Vor 90 Jahren: Großartiges Spiel deutscher und sudetendeutscher Arbeiterfußballer in München

Foto: Archiv der Seliger-Gemeinde

Am vergangenen Freitag wurde in Prag das Fußball-WM-Qualifikationsspiel zwischen Tschechien und Deutschland ausgetragen. Mannschaften beider Länder haben in den vergangenen knapp 100 Jahren mehrfach gegeneinander gespielt – auch zwischen den Weltkriegen, als es noch die Tschechoslowakei gab.

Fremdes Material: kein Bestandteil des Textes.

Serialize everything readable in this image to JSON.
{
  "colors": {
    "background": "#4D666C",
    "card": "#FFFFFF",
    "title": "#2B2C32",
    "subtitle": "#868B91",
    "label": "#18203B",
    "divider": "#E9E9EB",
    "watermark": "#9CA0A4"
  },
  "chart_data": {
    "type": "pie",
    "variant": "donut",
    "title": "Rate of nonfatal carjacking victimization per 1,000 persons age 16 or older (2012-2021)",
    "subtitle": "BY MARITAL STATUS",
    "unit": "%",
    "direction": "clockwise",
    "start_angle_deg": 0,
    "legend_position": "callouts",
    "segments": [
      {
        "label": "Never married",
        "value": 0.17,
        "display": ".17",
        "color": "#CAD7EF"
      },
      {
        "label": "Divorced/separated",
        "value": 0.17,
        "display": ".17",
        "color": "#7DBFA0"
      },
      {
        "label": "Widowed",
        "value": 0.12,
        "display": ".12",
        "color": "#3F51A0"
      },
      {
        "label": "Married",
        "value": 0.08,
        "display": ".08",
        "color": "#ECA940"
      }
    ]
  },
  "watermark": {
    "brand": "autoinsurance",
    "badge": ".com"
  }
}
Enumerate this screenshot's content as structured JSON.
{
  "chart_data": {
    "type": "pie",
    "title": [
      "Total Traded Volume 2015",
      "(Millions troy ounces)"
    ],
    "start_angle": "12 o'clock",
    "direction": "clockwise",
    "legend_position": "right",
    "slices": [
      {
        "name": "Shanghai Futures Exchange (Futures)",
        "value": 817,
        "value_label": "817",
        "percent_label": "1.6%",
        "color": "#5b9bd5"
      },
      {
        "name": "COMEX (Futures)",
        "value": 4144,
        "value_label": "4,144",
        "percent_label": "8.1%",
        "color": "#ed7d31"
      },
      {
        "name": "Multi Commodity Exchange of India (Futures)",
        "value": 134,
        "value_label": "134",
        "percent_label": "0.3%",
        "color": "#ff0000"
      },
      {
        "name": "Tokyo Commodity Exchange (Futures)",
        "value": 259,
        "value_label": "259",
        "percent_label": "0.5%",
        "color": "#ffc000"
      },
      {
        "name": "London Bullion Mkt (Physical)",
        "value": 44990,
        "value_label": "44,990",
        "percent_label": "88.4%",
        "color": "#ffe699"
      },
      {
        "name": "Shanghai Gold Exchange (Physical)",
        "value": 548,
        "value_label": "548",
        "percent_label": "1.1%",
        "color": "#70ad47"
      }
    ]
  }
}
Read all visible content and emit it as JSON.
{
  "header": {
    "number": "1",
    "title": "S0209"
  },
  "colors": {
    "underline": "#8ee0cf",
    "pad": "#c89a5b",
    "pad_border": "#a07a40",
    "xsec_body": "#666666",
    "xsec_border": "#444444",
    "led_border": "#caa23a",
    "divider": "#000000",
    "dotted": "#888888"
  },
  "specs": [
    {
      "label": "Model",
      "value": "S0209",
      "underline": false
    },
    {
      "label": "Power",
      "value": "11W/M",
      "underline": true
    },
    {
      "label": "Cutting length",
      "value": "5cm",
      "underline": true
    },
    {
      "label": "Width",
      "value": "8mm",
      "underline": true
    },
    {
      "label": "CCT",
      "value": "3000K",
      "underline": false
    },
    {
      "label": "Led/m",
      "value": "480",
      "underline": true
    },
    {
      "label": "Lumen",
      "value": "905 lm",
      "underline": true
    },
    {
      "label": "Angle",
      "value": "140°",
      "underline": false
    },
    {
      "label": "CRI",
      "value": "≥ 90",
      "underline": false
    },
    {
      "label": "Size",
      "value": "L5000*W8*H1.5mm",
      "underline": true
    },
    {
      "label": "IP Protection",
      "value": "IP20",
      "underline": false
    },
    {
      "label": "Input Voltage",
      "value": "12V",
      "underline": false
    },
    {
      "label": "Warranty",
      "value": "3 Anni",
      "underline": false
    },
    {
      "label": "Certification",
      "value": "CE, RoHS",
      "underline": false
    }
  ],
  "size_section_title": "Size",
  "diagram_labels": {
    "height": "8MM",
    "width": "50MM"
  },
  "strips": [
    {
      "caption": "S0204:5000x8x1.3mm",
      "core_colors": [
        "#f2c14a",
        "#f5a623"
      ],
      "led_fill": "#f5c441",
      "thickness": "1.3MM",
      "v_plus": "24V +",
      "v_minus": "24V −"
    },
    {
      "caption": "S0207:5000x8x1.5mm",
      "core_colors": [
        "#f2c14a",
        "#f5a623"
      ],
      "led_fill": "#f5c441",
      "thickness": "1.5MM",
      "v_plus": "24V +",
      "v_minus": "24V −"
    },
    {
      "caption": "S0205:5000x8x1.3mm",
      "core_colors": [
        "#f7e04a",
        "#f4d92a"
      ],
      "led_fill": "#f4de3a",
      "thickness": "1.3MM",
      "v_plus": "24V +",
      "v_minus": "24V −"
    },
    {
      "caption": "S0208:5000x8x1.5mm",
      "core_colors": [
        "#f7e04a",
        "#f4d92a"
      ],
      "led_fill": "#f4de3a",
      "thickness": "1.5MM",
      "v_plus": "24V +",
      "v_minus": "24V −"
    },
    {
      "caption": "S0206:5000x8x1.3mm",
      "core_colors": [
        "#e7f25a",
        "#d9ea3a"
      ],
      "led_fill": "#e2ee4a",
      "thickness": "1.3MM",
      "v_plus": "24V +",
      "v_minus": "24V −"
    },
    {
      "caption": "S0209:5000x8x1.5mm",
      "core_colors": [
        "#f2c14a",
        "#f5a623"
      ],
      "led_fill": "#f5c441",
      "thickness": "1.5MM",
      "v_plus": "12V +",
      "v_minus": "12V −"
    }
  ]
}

Thomas Oellermann  (Foto: Archiv Collegium Bohemicum)
Deutschland gegen Tschechien bzw. früher Deutschland gegen die Tschechoslowakei im Fußball – da waren schon einige ganz wichtige und tolle Vergleiche dabei. Es sei nur erinnert an das EM-Finale 1976 in Belgrad, oder an das EM-Endspiel, das 20 Jahre später im Londoner Wembley-Stadion ausgetragen wurde. In einer Zeit aber, in der die Professionalisierung und vor allem der finanzielle Aspekt nicht so ausgeprägt war wie heute, wurden Ländervergleiche auch noch nach einer Art sozialer Einstufung ausgetragen. Das heißt, es gab Länderspiele für bürgerliche Mannschaften, die man aus heutiger Sicht vielleicht als Halbprofis bezeichnen würde. Oder aber Länderspiele für Arbeitersportler, also Teams, die eher den Amateurstatus genossen. Und über ein solches Länderspiel wollen wir heute aus aktuellem Anlass berichten: Die Rede ist von dem Fußball-Länderkampf Deutschland – Tschechoslowakei am 4. September 1927 in München, also vor 90 Jahren. Darüber haben wir mit dem Historiker Thomas Oellermann, gesprochen.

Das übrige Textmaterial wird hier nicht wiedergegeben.